Newsy

Brak przepisów i odpowiedniej infrastruktury wstrzymuje rozwój autonomicznych pojazdów. Hamulcem są także obawy o bezpieczeństwo

2024-03-04  |  06:30
Mówi:Aleksandra Rodak, ekspertka Centrum Kompetencji Pojazdów Autonomicznych i Połączonych, Pracownia Psychologii Transportu i Symulatorów Jazdy, Instytutu Transportu Samochodowego
Andrzej Gontarz, analityk, Fundacja Instytut Mikromakro
Zeeshan Naeem, dyrektor ds. FuSA, Cybersecurity, ADAS, AD Systems Engineering, ZF Automotive Systems Poland
prof. dr hab. inż. Marcin Ślęzak, dyrektor Instytutu Transportu Samochodowego

Cyberzagrożenia, błędy w oprogramowaniu i konieczność dopasowania infrastruktury drogowej – to część barier, które stoją w tej chwili na drodze do rozwoju autonomicznego transportu. Jednak eksperci wskazują, że najistotniejsze są regulacje, które nie nadążają za rozwojem technologii. Obecnie część przepisów ruchu drogowego blokuje testowanie najnowocześniejszych systemów wspierających kierowców. Znowelizowanie prawa w tym obszarze resort infrastruktury zaplanował na I kwartał 2025 roku. Kolejnym wyzwaniem będzie przekonanie użytkowników do autonomicznego transportu.

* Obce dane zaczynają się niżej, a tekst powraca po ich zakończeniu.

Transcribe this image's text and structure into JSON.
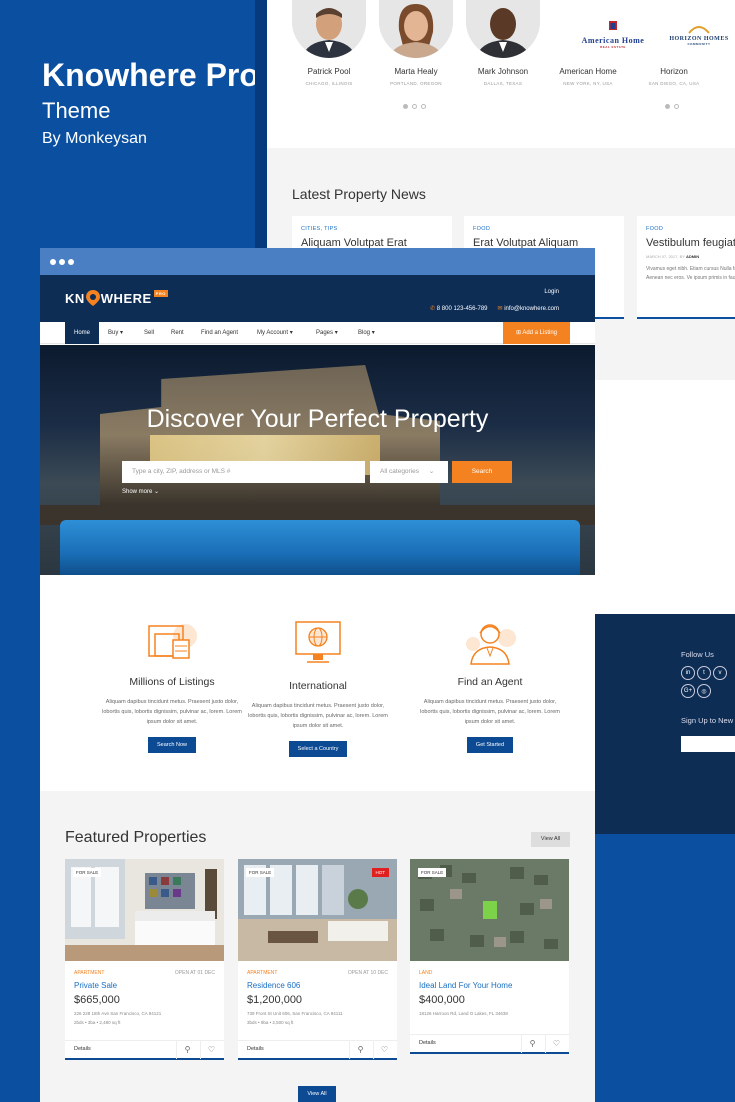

– Podstawowym wyzwaniem jest kwestia uregulowań prawnych, nakierowanych na bezpieczeństwo ruchu drogowego, w tym m.in. kwestia odpowiedzialności, jeżeli dojdzie do kolizji, a tych nie możemy wykluczyć, ponieważ takie ryzyko zawsze istnieje – mówi agencji Newseria Biznes prof. dr hab. inż. Marcin Ślęzak, dyrektor Instytutu Transportu Samochodowego i kierownik Centrum Kompetencji Pojazdów Autonomicznych i Połączonych.

W klasycznych samochodach odpowiedzialność za ewentualne zdarzenia spoczywa na kierowcy, który może ewentualnie dowodzić błędów konstrukcyjnych pojazdu. Natomiast w przypadku pojazdów autonomicznych konieczne jest takie rozłożenie odpowiedzialności prawnej między kierowcę i producenta, które lepiej będzie uwzględniać faktyczny zakres kontroli nad autem.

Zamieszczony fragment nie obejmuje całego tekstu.